London’s financial services sector has suffered the largest drop in job vacancies in three years, a survey published by recruitment firm Morgan McKinley has shown.
The report found that the number of available jobs fell 52% in December. This marks a much sharper decline from the previous month-on-month decreases in 2016 and 2015, which hovered around the 30% mark.
Overall, jobs to market were down 37% from 2016 – a dramatic fall from the 16% year-on-year increase in December 2015.
“In December, the City is abuzz with holiday parties, not hiring, so a drop is to be expected, but for it to be such a seismic drop is alarming,” said Morgan McKinley operations director Hakan Enver.
The recruiting firm’s report also found a 30% decrease in job seekers in 2017.
“Brexit clobbered the City’s workforce in 2017,” said Mr Enver. “Anyone sticking it out into 2018 is in it for the long haul.”
The statistics come as another report, issued by Cambridge Econometrics and commissioned by Mayor of London Sadiq Khan, showed that a no-deal Brexit could cost the UK almost half a million jobs and around £50billion in reduced investment by 2030.

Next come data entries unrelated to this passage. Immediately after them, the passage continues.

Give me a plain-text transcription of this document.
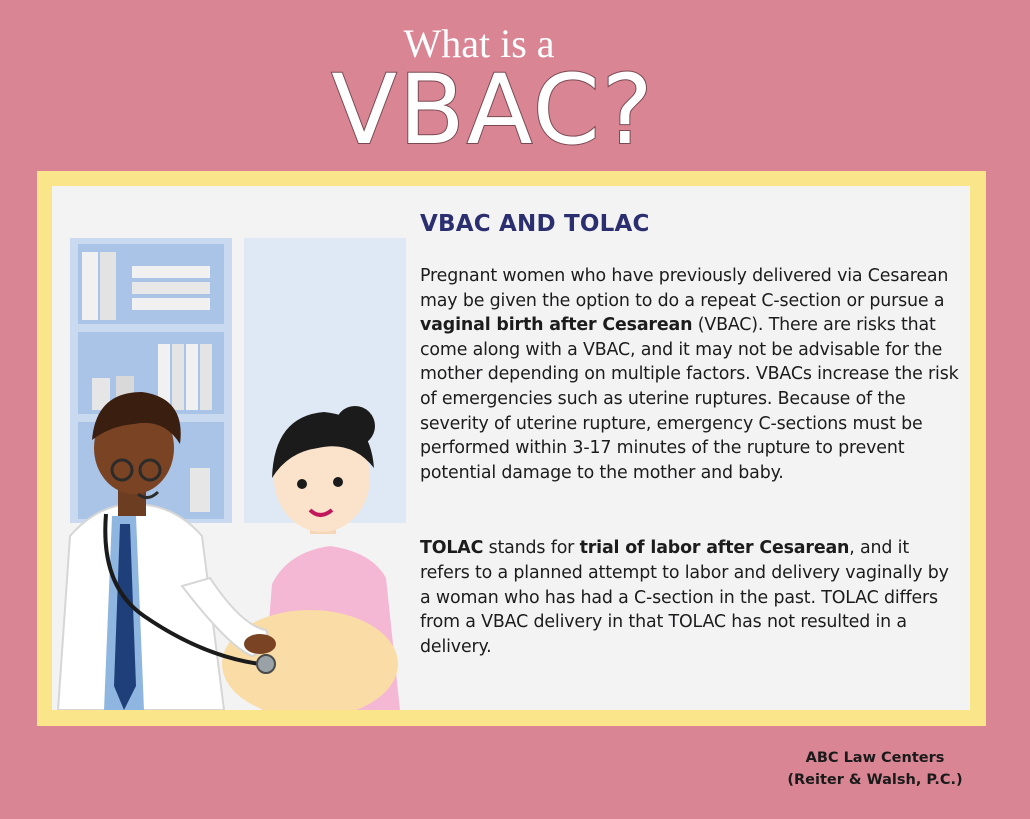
What is a
VBAC?
VBAC AND TOLAC

Pregnant women who have previously delivered via Cesarean may be given the option to do a repeat C-section or pursue a vaginal birth after Cesarean (VBAC). There are risks that come along with a VBAC, and it may not be advisable for the mother depending on multiple factors. VBACs increase the risk of emergencies such as uterine ruptures. Because of the severity of uterine rupture, emergency C-sections must be performed within 3-17 minutes of the rupture to prevent potential damage to the mother and baby.

TOLAC stands for trial of labor after Cesarean, and it refers to a planned attempt to labor and delivery vaginally by a woman who has had a C-section in the past. TOLAC differs from a VBAC delivery in that TOLAC has not resulted in a delivery.

ABC Law Centers
(Reiter & Walsh, P.C.)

The survey analysed five possible outcomes of the Brexit negotiations. In the worst-case scenario London alone would suffer a loss of 87,000 jobs, with the UK experiencing a 10-year period of stunted growth.
“It is crucial the government understands the consequences of each scenario they’re considering with the EU,” Mr Khan said in an interview with BBC Radio 4’s Today show. “I want them to choose the best outcome for jobs, investment and economic output.”
The startling figures were announced just as Prime Minister Theresa May met with top City of London financiers to assure them that she will put financial services at the heart of a new trade deal with the EU.
The meeting, which included senior figures from big companies such as Goldman Sachs, HSBC, Santander, and JPMorgan Chase, marked the first formal talk between the PM and the financial services sector on Brexit.
Mrs May said she expected to secure a unique arrangement with the EU by March, in order to give companies enough time to transition to the new trading arrangements. Her confidence in achieving a special deal for the UK is in sharp contrast with the official public negotiation positions of senior EU officials.
All the while the UK economy remains largely at the mercy of Brexit talks.
“2017 was the year we were told we’d have an exit strategy and a transition plan: we have neither,” said Mr Enver.